Labels written by the French and Italian Drawings Class
Label written by Suzanne Folds McCullagh (B.A., Smith College ‘73; Ph.D., Harvard University ‘81), the Anne Vogt Fuller and Marion Titus Searle Chair and Curator of Prints and Drawings at the Art Institute of Chicago:
Cigoli was a prolific and expressive draftsman who brought a new naturalism and clarity to his vast corpus of drawings, many of which were preparatory for paintings and espoused Counter Reformation decorum and piety.
This double-sided drawing is comprised of red chalk (recto) and pen and brown ink (verso) studies for The Dream of Jacob, one of his early masterpieces—probably the 1593 version (the painting pictured here) now in the Musée des Beaux-Arts in Nancy.

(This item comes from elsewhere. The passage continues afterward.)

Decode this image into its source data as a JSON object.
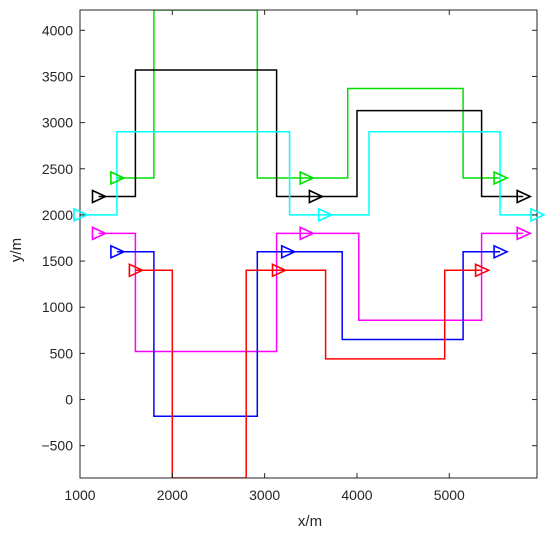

Discovered mounted in a book in 1996 at an antiquarian book sale in Northampton, the sheet joins an impressive list of at least nine studies for that composition, which Cigoli executed several times in oil. The red chalk study is clearly drawn from a studio model in contemporary dress.
Label written by Carol Kaminsky:
Géricault’s short life spanned the rise and fall of Napoleon and the shift from rigid Classicism to the intensity of Romanticism. His short apprenticeship in the former style was followed by a period of self-study in Paris copying paintings in the Louvre and two years (1816–17) in Florence and Rome. This brooding landscape, possibly made in Italy, is transformed by sharp contrasts between light and dark. Bands of clouds race across the horizon; a glow emanates from a hidden moon and lights a crenellated tower as smoke rises to merge with the midnight blue of the sky. Landscapes are relatively rare within the artist’s drawn oeuvre, but another landscape by Géricault appears in the exhibition Drawn to Excellence on SCMA’s first floor.
Agostino Carracci, Annibale Carracci. Italian, Agostino 1557 – 1602; Annibale 1560 – 1609. Landscape: Hillock with Trees,n.d. Pen and brown ink on cream laid paper. Purchased. Photography by Petegorsky/Gipe. SC 1955:30
Label written by Maggie Hoot, class of 2016:
The Carracci family of artists reformed art in late sixteenth-century Italy, moving from the sterility of Mannerism to the drama of the Baroque, emphasizing drawing from nature and living subjects. While this landscape is surely from the Carracci dynasty, it is highly debatable which family member made this small sketch. A past collector attributed it to “Antonio Caracie” (as inscribed), but most scholars believe it to be by Antonio’s father, Agostino, or his uncle Annibale. Drawings representing trees by both of these artists are featured in the exhibition Drawn to Excellence downstairs and provide an intriguing comparison and foundation for this work’s origins.